"Exercise means a more fit workforce that will access the medical plan less often," says Elliott, noting that research has shown that for every dollar spent on wellness, businesses can save several times that amount in health-care costs and productivity.
But to see a return on investment, Elliott says, businesses need to create a culture of wellness, and clothes alone can't do that. "You don't want to just say, 'It's Friday! You can wear sweats to work.' It'll get old quickly," he adds.
To make the idea stick, he'd also throw in a planned physical activity for offices to do together as a team — maybe a morning group walk. Then participants could be allowed to wear those clothes the rest of the day as an incentive.

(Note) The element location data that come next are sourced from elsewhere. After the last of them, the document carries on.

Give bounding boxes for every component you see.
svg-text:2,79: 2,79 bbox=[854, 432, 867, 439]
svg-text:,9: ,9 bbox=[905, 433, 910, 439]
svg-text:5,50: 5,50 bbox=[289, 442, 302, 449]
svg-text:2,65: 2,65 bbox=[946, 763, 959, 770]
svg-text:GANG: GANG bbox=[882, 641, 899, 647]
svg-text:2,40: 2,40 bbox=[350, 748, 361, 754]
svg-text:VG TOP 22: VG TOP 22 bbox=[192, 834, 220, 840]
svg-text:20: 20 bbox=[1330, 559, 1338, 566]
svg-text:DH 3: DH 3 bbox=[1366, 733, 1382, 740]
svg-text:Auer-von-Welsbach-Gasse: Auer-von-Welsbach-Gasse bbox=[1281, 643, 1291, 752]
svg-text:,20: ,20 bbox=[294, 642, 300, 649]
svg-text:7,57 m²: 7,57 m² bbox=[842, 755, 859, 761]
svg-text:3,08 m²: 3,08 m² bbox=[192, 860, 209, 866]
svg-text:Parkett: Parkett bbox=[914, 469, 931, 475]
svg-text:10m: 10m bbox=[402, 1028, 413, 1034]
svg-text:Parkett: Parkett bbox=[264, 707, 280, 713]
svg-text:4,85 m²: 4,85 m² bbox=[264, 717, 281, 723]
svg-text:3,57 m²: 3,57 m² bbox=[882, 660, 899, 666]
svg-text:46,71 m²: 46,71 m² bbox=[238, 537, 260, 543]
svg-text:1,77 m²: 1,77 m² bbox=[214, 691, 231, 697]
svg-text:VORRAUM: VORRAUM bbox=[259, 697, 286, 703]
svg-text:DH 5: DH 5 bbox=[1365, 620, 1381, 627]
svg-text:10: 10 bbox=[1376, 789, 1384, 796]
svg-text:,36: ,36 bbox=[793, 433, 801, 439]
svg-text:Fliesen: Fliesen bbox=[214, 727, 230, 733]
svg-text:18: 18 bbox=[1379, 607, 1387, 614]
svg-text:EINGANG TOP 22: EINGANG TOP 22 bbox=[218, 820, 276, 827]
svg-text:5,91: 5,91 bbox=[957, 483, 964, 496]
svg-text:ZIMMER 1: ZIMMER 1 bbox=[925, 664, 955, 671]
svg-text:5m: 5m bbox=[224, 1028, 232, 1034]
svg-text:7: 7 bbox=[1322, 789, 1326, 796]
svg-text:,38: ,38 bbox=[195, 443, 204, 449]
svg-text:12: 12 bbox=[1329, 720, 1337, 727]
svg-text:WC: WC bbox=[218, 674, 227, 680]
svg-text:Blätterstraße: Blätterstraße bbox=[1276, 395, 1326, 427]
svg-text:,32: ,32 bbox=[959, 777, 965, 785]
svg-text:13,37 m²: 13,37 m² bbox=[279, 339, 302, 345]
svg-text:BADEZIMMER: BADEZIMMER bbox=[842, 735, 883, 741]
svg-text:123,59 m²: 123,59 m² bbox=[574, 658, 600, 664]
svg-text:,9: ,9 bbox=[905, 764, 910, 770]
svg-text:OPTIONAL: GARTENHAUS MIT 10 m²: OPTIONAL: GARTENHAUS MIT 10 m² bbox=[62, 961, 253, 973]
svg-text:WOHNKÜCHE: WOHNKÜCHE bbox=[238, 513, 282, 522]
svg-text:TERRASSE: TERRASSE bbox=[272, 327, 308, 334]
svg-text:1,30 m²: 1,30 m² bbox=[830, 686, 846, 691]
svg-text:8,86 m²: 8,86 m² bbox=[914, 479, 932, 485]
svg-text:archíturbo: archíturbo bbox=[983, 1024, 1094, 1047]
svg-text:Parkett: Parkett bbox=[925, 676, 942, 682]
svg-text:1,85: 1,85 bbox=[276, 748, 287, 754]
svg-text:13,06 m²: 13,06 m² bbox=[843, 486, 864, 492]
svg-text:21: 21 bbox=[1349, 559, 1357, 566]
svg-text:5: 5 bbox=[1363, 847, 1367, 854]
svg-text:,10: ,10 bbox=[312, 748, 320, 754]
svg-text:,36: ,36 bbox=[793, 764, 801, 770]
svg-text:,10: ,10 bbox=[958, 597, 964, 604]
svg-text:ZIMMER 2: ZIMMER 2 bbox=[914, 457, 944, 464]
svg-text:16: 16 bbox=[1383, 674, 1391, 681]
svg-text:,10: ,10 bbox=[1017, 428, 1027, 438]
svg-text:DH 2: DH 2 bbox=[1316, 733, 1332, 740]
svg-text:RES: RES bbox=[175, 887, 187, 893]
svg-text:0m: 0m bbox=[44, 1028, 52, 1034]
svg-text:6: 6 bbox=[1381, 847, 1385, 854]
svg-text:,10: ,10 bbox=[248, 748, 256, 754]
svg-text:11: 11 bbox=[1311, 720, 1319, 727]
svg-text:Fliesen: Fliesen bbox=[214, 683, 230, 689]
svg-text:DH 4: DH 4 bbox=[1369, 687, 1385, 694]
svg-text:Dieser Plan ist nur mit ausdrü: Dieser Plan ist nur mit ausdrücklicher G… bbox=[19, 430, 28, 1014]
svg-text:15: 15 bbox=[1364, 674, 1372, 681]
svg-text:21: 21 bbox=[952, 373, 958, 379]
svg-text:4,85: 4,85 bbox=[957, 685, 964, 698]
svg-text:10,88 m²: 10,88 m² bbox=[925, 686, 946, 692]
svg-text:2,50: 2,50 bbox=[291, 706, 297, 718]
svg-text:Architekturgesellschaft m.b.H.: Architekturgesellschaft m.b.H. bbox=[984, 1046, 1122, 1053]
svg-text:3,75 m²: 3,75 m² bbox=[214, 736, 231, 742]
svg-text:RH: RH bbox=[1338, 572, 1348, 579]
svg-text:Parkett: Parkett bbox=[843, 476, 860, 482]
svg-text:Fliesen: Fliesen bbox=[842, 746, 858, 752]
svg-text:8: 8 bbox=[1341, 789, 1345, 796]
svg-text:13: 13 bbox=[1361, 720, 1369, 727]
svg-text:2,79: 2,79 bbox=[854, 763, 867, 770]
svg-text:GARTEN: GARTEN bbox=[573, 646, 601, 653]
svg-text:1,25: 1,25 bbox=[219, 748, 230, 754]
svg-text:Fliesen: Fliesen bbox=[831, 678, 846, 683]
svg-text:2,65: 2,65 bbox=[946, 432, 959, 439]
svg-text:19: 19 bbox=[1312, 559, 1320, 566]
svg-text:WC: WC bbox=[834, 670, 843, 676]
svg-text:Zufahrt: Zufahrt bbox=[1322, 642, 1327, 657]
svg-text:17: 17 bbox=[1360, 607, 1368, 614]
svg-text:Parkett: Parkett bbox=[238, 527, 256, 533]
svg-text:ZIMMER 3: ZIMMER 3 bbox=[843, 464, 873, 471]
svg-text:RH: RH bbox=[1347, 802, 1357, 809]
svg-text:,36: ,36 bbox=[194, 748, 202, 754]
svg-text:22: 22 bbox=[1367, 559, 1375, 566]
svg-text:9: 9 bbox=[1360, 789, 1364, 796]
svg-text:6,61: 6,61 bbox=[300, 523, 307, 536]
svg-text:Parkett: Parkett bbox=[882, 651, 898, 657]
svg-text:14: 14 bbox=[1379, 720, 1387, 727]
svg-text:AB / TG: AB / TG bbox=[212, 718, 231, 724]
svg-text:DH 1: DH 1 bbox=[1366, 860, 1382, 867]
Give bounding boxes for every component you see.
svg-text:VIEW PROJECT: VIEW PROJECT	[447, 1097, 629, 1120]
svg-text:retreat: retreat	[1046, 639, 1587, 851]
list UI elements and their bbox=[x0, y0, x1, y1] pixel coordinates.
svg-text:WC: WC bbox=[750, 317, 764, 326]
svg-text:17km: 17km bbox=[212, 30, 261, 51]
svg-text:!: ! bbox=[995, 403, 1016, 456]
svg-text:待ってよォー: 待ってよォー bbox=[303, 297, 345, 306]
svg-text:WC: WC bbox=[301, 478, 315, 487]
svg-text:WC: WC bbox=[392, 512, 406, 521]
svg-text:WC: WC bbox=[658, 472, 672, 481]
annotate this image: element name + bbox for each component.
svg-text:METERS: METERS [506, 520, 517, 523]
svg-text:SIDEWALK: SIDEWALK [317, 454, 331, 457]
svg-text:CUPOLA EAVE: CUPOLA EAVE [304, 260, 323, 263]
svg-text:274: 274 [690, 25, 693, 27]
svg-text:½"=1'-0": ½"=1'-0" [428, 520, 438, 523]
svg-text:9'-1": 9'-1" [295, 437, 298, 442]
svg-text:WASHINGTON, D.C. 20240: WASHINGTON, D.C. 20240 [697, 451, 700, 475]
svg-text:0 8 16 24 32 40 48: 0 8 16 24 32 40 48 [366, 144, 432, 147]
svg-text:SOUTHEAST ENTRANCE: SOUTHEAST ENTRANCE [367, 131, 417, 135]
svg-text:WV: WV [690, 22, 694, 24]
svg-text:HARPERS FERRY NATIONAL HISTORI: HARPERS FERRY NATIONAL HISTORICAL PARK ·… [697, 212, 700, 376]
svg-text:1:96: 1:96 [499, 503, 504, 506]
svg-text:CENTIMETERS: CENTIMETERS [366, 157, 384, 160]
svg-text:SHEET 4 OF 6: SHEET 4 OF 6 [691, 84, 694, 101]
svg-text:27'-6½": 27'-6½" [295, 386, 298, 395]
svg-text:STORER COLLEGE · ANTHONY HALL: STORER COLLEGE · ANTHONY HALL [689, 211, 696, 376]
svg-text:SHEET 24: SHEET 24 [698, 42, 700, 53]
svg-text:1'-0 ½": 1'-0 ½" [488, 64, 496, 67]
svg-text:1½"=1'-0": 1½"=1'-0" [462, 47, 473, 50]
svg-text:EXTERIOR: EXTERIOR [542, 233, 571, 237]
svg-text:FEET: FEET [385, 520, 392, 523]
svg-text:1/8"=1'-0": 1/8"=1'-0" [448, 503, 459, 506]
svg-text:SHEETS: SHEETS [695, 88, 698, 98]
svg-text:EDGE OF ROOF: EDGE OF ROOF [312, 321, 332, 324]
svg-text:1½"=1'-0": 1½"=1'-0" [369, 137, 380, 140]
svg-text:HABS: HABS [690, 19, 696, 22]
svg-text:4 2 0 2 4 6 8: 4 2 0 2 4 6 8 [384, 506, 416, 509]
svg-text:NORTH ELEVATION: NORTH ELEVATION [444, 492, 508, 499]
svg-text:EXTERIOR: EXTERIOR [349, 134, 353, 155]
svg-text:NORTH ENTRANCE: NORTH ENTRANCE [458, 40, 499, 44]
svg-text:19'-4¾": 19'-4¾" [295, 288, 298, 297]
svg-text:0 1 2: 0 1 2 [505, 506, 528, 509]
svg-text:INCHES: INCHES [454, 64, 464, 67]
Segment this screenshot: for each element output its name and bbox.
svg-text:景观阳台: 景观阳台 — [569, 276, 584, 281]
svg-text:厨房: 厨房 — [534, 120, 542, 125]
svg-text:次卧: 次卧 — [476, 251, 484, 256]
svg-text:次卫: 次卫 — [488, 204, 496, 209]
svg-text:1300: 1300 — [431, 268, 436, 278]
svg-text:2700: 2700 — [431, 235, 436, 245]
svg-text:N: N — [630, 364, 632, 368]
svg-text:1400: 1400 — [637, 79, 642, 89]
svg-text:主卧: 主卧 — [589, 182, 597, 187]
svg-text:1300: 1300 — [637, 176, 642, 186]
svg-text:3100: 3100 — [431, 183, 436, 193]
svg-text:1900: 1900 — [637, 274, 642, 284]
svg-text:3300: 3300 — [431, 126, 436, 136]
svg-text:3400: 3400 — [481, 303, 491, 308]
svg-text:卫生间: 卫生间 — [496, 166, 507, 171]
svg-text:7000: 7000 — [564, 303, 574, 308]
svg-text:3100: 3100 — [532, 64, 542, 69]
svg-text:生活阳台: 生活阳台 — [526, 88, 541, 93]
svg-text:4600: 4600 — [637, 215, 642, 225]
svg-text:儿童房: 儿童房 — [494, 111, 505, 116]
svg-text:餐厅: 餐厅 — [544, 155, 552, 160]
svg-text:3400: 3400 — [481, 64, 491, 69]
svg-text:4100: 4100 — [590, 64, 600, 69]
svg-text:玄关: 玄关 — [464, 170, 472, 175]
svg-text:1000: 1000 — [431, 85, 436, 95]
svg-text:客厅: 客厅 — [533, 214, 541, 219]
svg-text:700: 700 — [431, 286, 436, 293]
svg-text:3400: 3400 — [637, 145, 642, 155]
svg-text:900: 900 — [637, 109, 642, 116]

People in workout gear probably won't limit their activity to just the one walk, says John Porcari, program director of the clinical exercise physiology program at the University of Wisconsin at La Crosse.
Back in 2004, Porcari helped lead a study on the benefits of wearing casual clothes to work. A group of 53 subjects wore pedometers both on typical days in the office and on days when they wore jeans. On average, participants took an extra 491 steps — an 8 percent increase — on the casual days.
"Typically, when they wear jeans, they also wear more comfortable shoes," says Porcari, who believes that societal standards of dress are hampering physical activity. "People tend to be sedentary. If we force them into high heels and ties, we are reinforcing that."
The findings got attention at the time, but Porcari isn't aware of any follow-up research. If he were to investigate the Workout Wear Friday principle, he knows just how he'd go about it. Instead of pedometers, he says, subjects could have accelerometers that capture more data. He'd also combine the numbers with a questionnaire to ask directly about the effects of clothing on mind-set and behavior.